Inti dari pengumuman Microsoft adalah fitur baru yang disebut Mode Keamanan Standar Windows atau Windows 11 Baseline Security Mode. Seperti yang dijelaskan oleh perusahaan, mode baru ini adalah konfigurasi yang memungkinkan serangkaian pengaturan keamanan yang direkomendasikan secara default, terutama untuk perangkat baru dan instalasi bersih.

Selanjutnya, ketika diaktifkan, Mode Keamanan Standar Windows dapat membatasi sistem hanya untuk menjalankan aplikasi dan driver yang telah ditandatangani dan dipercaya dengan baik. Raksasa teknologi ini mengatakan bahwa ini memastikan bahwa perangkat lunak harus membawa tanda tangan digital yang valid dari penerbit yang diverifikasi untuk dijalankan, membantu mengurangi risiko malware yang disampaikan melalui eksekusi atau driver yang dikompromikan yang tidak ditandatangani.

Di sisi lain, Microsoft mengatakan pendekatan ini dibangun di atas teknologi yang ada seperti penegakan penandatanganan driver dan kebijakan kontrol aplikasi, tetapi mengemasnya menjadi dasar keamanan yang lebih mudah diakses dan siap digunakan secara default.

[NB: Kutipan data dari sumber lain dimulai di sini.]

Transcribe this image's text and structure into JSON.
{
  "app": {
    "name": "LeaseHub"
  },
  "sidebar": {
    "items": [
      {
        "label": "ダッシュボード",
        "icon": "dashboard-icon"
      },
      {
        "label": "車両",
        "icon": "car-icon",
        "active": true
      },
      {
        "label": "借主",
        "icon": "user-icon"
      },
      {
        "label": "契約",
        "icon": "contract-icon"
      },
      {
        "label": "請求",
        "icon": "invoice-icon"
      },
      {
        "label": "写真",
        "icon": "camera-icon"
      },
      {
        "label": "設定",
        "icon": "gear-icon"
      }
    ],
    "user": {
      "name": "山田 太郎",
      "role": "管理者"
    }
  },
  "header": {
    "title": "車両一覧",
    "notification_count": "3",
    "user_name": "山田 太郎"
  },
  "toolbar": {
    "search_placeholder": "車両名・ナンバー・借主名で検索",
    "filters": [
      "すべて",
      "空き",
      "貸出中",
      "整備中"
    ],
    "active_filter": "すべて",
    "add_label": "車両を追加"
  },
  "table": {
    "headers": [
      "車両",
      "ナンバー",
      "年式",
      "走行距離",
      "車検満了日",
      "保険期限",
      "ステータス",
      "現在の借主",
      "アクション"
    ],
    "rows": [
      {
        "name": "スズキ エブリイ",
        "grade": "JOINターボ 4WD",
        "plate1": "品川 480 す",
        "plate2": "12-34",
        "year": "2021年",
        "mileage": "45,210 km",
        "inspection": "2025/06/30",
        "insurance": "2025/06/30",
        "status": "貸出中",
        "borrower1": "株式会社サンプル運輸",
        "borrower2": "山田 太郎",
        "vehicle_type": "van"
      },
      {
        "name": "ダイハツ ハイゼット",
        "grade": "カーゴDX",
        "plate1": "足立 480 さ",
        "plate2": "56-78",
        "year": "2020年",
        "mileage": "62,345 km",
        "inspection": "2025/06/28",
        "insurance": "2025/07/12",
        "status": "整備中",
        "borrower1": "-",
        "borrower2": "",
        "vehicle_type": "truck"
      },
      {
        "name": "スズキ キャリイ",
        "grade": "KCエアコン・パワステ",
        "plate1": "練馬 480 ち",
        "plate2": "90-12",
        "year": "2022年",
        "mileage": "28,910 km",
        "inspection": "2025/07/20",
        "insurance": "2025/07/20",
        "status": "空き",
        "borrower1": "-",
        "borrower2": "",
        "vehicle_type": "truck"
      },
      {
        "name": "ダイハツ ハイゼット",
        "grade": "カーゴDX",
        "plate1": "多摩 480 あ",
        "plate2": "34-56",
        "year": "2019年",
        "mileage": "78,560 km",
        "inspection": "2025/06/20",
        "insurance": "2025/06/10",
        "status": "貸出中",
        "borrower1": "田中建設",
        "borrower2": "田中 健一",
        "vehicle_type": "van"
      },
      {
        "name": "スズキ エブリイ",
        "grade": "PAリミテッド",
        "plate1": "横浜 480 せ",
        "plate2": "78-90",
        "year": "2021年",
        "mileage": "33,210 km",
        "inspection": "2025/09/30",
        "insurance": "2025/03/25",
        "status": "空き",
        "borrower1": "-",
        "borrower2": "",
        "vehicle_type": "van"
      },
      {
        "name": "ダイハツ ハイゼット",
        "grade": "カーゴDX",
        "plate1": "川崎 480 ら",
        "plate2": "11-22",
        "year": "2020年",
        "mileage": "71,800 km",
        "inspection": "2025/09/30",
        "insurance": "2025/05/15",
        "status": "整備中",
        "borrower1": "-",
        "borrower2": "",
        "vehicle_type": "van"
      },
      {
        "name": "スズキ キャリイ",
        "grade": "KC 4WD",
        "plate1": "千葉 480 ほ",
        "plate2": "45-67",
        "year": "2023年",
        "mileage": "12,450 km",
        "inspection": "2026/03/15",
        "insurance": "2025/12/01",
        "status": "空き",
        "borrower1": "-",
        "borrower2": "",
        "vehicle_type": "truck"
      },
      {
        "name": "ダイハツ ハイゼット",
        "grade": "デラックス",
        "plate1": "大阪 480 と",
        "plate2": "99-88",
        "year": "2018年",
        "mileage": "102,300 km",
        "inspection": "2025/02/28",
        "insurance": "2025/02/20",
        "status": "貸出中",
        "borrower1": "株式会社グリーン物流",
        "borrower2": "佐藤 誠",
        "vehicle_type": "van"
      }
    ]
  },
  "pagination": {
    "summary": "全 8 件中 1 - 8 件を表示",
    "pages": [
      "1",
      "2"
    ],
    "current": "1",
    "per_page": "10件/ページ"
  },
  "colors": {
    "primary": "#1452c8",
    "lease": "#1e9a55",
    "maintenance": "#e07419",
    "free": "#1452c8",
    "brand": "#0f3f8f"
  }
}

Bagian berikutnya, bersamaan dengan Mode Keamanan Standar, Microsoft juga mengumumkan rencana untuk meningkatkan bagaimana Windows menyampaikan informasi keamanan kepada pengguna. Ini termasuk petunjuk yang lebih jelas ketika aplikasi atau driver mencoba melakukan perubahan pada tingkat sistem, serta visibilitas yang lebih baik ke dalam apakah perangkat lunak ditandatangani dan diverifikasi secara digital.

Namun demikian, perusahaan menekankan bahwa persetujuan pengguna harus diberikan dengan informasi yang memadai dan bermakna, tidak tersembunyi dalam dialog yang membingungkan. Microsoft berupaya mengurangi peluang bagi aktor jahat untuk mengeksploitasi kelemahan sistem dengan memodernisasi komponen lama dan memperketat bagaimana driver yang tidak ditandatangani ditangani.

Perlu diperhatikan, raksasa teknologi ini tidak memberikan jadwal peluncuran pasti tetapi menunjukkan bahwa perubahan ini akan diperkenalkan secara bertahap melalui pembaruan Windows 11. Perusahaan mengatakan tujuannya yang lebih luas adalah membuat Windows “aman secara default,” sambil menjaga kompatibilitas dan pilihan pengguna.

Selanjutnya, detail lebih lanjut tentang Mode Keamanan Standar Windows dan perlindungan terkait diharapkan muncul dalam build Windows Insider yang akan datang dan pembaruan masa depan.